Shannon's Theorem; block codes

Posted on 2024-02-22

Overview

So far, we have chosen to use the term code for a vector subspace \(C\) of \(\mathbb{F}_q^n\). The idea is that we are interested in encoding some data by identifying it with vectors in \(\mathbb{F}_q^k\).

If \(G\) is a generator matrix for our code in standard form, then we encode our data: given a vector \(v \in \mathbb{F}_q^k\), the encoded version is \[v \cdot G \in \mathbb{F}_q^n.\]

Note that – since \(G\) is in standard form – if \(v = (v_1,\cdots,v_k)\) then \[v\cdot G = (v_1,\cdots,v_k,w_{k+1},\cdots,w_n)\] for some scalars \(w_j \in \mathbb{F}_q.\)

Our intent is to “transmit” this encoded data \(v \cdot G\), possibly through some noisy channels that may result in transmission errors. At the other end, some vector \(w\) in \(\mathbb{F}_q^n\) is received, and the hope is to recover the vector \(v\) from the received vector \(w\).

The field of Information Theory formulates a way to reason about such systems; we are going to sketch a rudimentary description.

Noisy Channels and Shannon’s Theorem

We consider finite sets \(S\) and \(T\) (say \(S = \{s_1,\cdots,s_n\}\) and \(T = \{t_1,\cdots,t_m\}\)).

We consider random variables \(X\) on \(S\) and \(Y\) on \(T\). In particular, we may consider probabilities:

\[P(X=s) = p_s, \quad \text{the probability that the random var $X$ takes value $s \in S$}\]

\[P(Y=t) = q_t, \quad \text{the probability that the random var $Y$ takes value $t \in T$}\]

We view the elements of the set \(S\) as the data we send through some transmission channel, and \(T\) as the data we receive.

In the case of our linear codes \(C \subset \mathbb{F}_q^n\) described above, \(S\) would be \(\mathbb{F}_q^k\) and \(T\) would be \(\mathbb{F}_q^n\).

Block codes

More generally, we consider block codes \(C \subset A^n\). Here \(A\) is an alphabet, and the code words in \(C\) are just \(n\)-tuples of elements from \(A\). We write \(q = |A|\). We say that the length of the code \(C\) is \(n\).

In this setting, for our transmission channel we take \(S = C\) and \(T = A^n\).

Channel

A channel \(\Gamma\) for transmission amounts to the following matrix with rows indexed by the set \(S\) and columns indexed by the set \(T\): \[p_{st} = P( Y = t \mid X = s)\] i.e. the conditional probability that \(Y= t\) given that \(X = s\).

Example

An example is the binary symmetric channel, where \(S = T = \{0,1\}\) and the channel matrix \(\Gamma\) is given by \[(p_{st}) = \begin{bmatrix} \phi & 1 - \phi \\ 1 - \phi & \phi \end{bmatrix} \quad \text{for some $\phi \in [0,1]$}.\]

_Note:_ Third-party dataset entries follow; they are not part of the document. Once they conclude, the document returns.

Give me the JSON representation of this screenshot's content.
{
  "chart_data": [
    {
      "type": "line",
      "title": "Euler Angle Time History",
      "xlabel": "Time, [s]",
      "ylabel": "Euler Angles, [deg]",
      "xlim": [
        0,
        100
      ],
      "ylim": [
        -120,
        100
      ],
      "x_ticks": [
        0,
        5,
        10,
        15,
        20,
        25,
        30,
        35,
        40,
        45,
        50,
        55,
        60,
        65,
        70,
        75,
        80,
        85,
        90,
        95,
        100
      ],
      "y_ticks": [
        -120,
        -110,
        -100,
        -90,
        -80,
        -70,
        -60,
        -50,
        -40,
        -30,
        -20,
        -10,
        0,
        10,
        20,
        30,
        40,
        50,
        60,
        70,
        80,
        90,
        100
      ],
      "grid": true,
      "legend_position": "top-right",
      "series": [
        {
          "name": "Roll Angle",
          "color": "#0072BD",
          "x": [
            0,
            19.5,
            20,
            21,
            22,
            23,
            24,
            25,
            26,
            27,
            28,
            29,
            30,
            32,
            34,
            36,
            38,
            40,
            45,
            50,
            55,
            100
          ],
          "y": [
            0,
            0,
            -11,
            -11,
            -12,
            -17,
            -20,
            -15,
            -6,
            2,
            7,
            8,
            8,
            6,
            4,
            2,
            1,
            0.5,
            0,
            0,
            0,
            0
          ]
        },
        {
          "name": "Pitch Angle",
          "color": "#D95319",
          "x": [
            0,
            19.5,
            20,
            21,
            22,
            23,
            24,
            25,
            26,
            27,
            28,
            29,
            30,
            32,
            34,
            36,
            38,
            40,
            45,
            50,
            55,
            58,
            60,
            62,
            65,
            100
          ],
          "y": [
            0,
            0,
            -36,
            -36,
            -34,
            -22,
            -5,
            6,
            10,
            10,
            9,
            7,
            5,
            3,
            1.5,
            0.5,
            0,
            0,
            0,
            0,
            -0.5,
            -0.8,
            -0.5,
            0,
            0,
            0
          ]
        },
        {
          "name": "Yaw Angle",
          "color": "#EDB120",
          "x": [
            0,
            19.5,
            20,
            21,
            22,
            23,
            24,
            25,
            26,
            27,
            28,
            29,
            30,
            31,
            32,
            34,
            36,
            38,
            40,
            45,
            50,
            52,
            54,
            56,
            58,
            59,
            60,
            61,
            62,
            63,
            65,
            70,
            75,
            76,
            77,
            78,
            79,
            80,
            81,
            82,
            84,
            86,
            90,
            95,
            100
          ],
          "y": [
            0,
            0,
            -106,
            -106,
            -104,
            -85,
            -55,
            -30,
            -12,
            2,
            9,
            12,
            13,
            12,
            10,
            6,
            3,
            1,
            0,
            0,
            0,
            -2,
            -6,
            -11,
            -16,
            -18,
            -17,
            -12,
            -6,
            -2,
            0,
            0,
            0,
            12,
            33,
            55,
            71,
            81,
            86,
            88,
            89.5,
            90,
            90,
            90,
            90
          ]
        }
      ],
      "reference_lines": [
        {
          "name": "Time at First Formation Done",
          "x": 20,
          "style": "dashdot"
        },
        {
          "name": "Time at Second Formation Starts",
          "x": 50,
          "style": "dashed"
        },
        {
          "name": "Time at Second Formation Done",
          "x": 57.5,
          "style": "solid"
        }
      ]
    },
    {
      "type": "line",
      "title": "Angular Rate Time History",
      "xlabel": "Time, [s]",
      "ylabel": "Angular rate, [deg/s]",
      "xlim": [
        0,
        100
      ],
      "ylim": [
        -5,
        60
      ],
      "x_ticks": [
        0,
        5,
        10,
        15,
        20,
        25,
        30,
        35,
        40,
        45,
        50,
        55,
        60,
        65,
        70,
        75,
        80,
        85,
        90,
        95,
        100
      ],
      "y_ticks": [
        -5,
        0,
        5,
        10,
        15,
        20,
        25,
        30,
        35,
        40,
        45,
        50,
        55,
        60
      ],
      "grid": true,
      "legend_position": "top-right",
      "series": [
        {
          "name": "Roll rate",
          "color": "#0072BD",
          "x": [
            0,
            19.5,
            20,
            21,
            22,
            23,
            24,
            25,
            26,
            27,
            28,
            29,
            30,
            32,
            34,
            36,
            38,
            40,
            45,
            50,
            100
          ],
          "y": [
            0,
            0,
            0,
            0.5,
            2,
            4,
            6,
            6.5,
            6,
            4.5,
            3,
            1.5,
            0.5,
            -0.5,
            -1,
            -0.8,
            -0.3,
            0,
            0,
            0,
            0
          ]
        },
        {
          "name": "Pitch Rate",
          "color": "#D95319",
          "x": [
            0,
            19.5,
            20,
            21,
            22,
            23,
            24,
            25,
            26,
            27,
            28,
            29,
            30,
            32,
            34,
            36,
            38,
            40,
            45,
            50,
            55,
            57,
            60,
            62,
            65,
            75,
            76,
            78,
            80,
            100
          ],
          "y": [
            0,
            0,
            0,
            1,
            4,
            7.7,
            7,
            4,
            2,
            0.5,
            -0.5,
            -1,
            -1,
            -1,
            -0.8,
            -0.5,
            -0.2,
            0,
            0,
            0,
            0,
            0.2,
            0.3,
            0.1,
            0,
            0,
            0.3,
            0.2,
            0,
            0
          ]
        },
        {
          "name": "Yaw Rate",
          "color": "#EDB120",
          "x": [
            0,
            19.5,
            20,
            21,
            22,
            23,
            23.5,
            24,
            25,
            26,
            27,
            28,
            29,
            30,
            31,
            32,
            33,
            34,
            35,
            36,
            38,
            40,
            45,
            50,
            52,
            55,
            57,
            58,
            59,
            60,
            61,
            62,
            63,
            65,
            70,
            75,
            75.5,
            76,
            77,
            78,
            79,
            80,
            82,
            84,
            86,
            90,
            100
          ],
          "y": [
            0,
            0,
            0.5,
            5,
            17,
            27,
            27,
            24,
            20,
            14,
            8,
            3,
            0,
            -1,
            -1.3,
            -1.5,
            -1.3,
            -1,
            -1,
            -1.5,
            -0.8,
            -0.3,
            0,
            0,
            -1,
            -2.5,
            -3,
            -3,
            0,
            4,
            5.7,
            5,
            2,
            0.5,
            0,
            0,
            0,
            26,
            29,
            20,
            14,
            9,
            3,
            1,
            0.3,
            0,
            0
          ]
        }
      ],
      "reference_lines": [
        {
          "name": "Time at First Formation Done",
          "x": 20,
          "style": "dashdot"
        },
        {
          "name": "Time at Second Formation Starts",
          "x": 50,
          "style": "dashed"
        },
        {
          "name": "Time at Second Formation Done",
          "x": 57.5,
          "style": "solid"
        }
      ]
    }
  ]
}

Here \(\phi\) represents the probability that \(0\) was received given that \(0\) was sent, and also the probability that \(1\) was received given that \(1\) was sent.

Note for example that if we know the channel matrix and if we know the probabilities for the random variable \(X\), we find the probabilities for \(Y\) via \[P(Y=t) = \sum_{s \in S} P(Y=t \mid X = s) \cdot P(X=s).\]

Example
For the binary symmetric channel if we know that \(P(X=0) = p\), then \[P(Y=0) = \phi \cdot p + (1-\phi) (1-p).\]

Decoding

With notation as above, a decoding is a function \(\Delta:T \to S\). Think of it this way: given that \(t \in T\) was received, the decoding function “guesses” that \(\Delta(t) \in S\) was sent.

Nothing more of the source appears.